В один прекрасный день хаотично наваленный строительный мусор в раскопанном колодце закончился, но это не обрадовало искателей древностей. Наоборот, им не повезло ужасно. По чистой случайности они натолкнулись на массивнейший фундамент – основание библейского Храма Соломона.
Гуго де Пейн несколько дней не мог решить, как поступить. Пришлось, как всегда, спрашивать совета у Понтия. Вдвоем они зашли в помещение, специально построенное для раскопа. Магистр взял в руки заготовленный фонарь, поджег фитиль от факела услужливо поданного работником. Спустившись вниз по длинной лестнице, де Пейн не удержался от изумления, хотя спускался сюда не в первый раз:
– Не понимаю, сколько сооружений могло быть на этом месте?! Откуда в земле столько следов грандиозной человеческой деятельности, ведь эта лестница высотой в два дома, поставленных один на один! Мои рабочие потратили целый год, чтобы добраться до фундамента храма, который, как ты утверждаешь, построил царь Соломон.
Понтию довелось отвечать, стоя на лестнице, поскольку изумленный магистр не торопился отойти в сторону, чтобы позволить другу спуститься на каменную кладку.

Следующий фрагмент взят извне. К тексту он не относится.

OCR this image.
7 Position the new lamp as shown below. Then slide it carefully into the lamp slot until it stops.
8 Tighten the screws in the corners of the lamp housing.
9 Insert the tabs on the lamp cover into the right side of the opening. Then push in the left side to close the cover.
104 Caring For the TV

– После того, первого, храма, построенного Соломоном и разрушенным полторы тысячи лет назад вавилонским царем Навуходоносором, существовал еще один. Второй храм был уничтожен легионерами Тита вскоре после земной жизни Христа, то есть тысячу лет назад. Потом на месте Храма Соломона римляне воздвигли языческое святилище Юпитера. Иудеи, не смогшие смотреть на такое святотатство, восстали и выбросили статую императора Адриана из храма Юпитера. Само же языческое святилище объявили временным храмом. Восстание римляне подавили, и храмовая гора вновь сменила хозяина. Спустя двести с лишним лет римский император Юлиан Отступник начал возвращать культы, – где какие были. Иудеям было решено вернуть их древний храм. Юлиан начал даже строить его, но вспыхнувший в одну из ночей пожар поглотил и заготовленные материалы, и основание сооружения. Начинать все заново было некому – язычник Юлиан погиб в бою, а у следующего императора-христианина были совершенно другие планы и предпочтения. Во времена владычества восточных ромеев Храмовая гора и вовсе была превращена в свалку.